Turning to Jesus helps when you feel powerlessPublished 9:03am Friday, May 31, 2013
By the Rev. Katie Fick
Hayward and Trondhjem Lutheran churches
“Illness has hung over my house for the last week, and yet here I am, preparing for a Sunday that brings us one of the many stories of Jesus healing someone,” — Luke 7:1-10
Here Jesus goes to Capernaum, and some Jewish elders meet him. There is a Roman centurion, a gentile and military leader, who has a slave that he values who is ill and close to death. These Jewish men appeal to Jesus to come and heal the slave of this man, who has been kind to the Jewish people.
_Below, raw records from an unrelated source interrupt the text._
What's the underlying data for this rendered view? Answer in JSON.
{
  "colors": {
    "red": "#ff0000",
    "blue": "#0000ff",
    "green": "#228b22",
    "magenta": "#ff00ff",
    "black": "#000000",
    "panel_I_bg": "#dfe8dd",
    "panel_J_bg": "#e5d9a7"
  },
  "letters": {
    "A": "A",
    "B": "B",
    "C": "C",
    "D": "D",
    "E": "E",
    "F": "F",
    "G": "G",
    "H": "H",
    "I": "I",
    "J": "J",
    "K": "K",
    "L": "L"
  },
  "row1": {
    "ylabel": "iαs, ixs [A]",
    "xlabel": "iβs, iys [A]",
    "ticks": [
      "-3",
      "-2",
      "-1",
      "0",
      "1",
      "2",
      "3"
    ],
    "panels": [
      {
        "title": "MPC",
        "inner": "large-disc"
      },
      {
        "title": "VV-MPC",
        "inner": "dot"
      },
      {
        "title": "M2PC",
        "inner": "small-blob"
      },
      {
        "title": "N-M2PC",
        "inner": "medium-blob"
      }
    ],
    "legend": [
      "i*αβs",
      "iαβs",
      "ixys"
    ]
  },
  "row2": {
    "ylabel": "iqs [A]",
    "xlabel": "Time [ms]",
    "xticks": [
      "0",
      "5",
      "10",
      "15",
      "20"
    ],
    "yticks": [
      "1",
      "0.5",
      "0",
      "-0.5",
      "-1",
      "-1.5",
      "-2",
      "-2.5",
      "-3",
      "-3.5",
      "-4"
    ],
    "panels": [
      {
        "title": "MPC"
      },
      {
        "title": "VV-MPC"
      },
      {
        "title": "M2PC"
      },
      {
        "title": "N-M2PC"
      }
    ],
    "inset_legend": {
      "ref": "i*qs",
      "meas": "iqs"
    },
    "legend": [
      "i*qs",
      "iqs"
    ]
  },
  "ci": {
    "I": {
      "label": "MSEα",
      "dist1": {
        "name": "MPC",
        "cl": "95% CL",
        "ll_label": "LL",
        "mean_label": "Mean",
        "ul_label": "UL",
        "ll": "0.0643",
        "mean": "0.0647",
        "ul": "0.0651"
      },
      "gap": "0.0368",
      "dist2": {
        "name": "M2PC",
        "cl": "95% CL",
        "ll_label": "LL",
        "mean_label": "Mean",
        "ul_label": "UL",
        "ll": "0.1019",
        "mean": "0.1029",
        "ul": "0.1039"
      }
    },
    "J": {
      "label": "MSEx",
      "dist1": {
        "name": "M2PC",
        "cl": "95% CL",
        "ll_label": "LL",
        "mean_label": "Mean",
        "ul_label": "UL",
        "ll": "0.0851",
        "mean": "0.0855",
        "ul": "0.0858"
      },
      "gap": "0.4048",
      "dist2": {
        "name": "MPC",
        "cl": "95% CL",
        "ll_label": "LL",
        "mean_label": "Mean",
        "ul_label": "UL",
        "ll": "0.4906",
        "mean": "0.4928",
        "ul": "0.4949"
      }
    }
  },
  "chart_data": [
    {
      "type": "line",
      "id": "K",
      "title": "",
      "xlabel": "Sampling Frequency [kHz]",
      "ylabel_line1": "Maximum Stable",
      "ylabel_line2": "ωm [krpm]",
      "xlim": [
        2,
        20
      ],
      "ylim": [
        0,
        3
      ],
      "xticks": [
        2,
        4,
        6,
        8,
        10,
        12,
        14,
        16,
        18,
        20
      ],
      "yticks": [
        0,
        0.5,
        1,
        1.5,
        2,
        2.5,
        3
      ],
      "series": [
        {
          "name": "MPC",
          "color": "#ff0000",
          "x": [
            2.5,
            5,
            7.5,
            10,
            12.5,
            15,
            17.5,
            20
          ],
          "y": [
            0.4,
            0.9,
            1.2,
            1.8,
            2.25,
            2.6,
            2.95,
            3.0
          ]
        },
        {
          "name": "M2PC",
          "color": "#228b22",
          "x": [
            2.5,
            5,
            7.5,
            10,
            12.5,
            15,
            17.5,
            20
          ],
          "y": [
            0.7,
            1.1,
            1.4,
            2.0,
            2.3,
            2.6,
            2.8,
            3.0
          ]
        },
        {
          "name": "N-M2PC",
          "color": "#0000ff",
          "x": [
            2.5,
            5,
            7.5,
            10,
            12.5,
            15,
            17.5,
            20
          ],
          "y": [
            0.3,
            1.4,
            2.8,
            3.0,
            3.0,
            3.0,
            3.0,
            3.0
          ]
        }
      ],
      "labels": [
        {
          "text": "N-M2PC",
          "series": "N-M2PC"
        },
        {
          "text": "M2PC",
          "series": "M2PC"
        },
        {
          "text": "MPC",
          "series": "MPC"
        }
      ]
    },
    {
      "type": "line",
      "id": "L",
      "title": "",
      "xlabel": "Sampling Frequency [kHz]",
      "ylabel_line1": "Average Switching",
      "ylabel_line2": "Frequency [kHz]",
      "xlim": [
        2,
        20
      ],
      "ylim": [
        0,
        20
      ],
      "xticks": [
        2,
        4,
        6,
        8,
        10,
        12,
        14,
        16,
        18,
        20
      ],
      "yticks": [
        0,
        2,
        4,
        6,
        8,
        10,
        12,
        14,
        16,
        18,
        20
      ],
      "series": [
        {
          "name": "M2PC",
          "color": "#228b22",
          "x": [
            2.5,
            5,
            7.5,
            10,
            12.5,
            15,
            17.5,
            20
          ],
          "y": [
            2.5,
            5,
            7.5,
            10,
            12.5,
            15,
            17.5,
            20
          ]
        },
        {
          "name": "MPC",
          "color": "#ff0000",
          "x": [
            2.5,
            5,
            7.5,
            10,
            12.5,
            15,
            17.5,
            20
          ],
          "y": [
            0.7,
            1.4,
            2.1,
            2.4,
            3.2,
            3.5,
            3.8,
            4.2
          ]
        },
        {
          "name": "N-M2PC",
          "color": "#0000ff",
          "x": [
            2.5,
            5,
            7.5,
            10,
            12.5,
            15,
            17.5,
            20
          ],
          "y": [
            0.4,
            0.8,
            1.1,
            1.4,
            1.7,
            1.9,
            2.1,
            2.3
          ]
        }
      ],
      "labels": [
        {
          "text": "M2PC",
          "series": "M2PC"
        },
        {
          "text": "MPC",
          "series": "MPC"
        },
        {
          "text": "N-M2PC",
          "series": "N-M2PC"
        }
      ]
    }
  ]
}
Jesus agrees to go with them, but before he can get to the house, some friends of the centurion come to Jesus and tell him he needn’t bother: the centurion is used to people simply doing what he says, and trusts that Jesus simply has the power to say the slave is healed and he will be. Jesus commends the centurion’s faith and the man’s friends return and find the slave in good health.
Which is an interesting story, and all well and good. Yet I admit: I find healing to be a mystery.
Healing, be it emotional, physical or spiritual, seems to happen in its own time. Sometimes it makes sense: You get strep, you take antibiotics, you get better. Other times it is mysterious: people get sick and we don’t know why, people get better and we don’t know why. We pray for those who are sick, and some get better, and some don’t. We don’t always understand.
And, of course, eventually we all die. All those people Jesus healed in the Bible aren’t still up walking around somewhere. They have since died, and one day, we will join them. We can’t stop or control or understand that, sometimes, too. But we don’t have to.
I enjoy that the Roman centurion in Luke’s story, a man who is used to making things happen, having things done for him at his word, a man who is in control, has to admit that he doesn’t have control in this situation. His slave is sick, and might very well die, and there is nothing he can do, no one he can order to make it OK. He has to, for all his power, admit his own helplessness in the situation. And so he and his friends turn to Jesus.
In the end that is often what I do, too. There are many times when we are helpless, when we don’t understand, when there is nothing more we can do, other than turn to Jesus, to trust in the one who preached and healed and died and was raised from the dead. To turn to Jesus and say, “Lord, I do not understand, but I entrust my life to you.” To trust that God will take care of us in life and in death, in sickness and in healing. This is not blind faith, this is seeing that there is much in the world we cannot grasp, admitting our limitations as human beings and acknowledging finally that we rely on God because we cannot on ourselves. We live into the mystery, trusting in God’s love and mercy no matter what happens to us.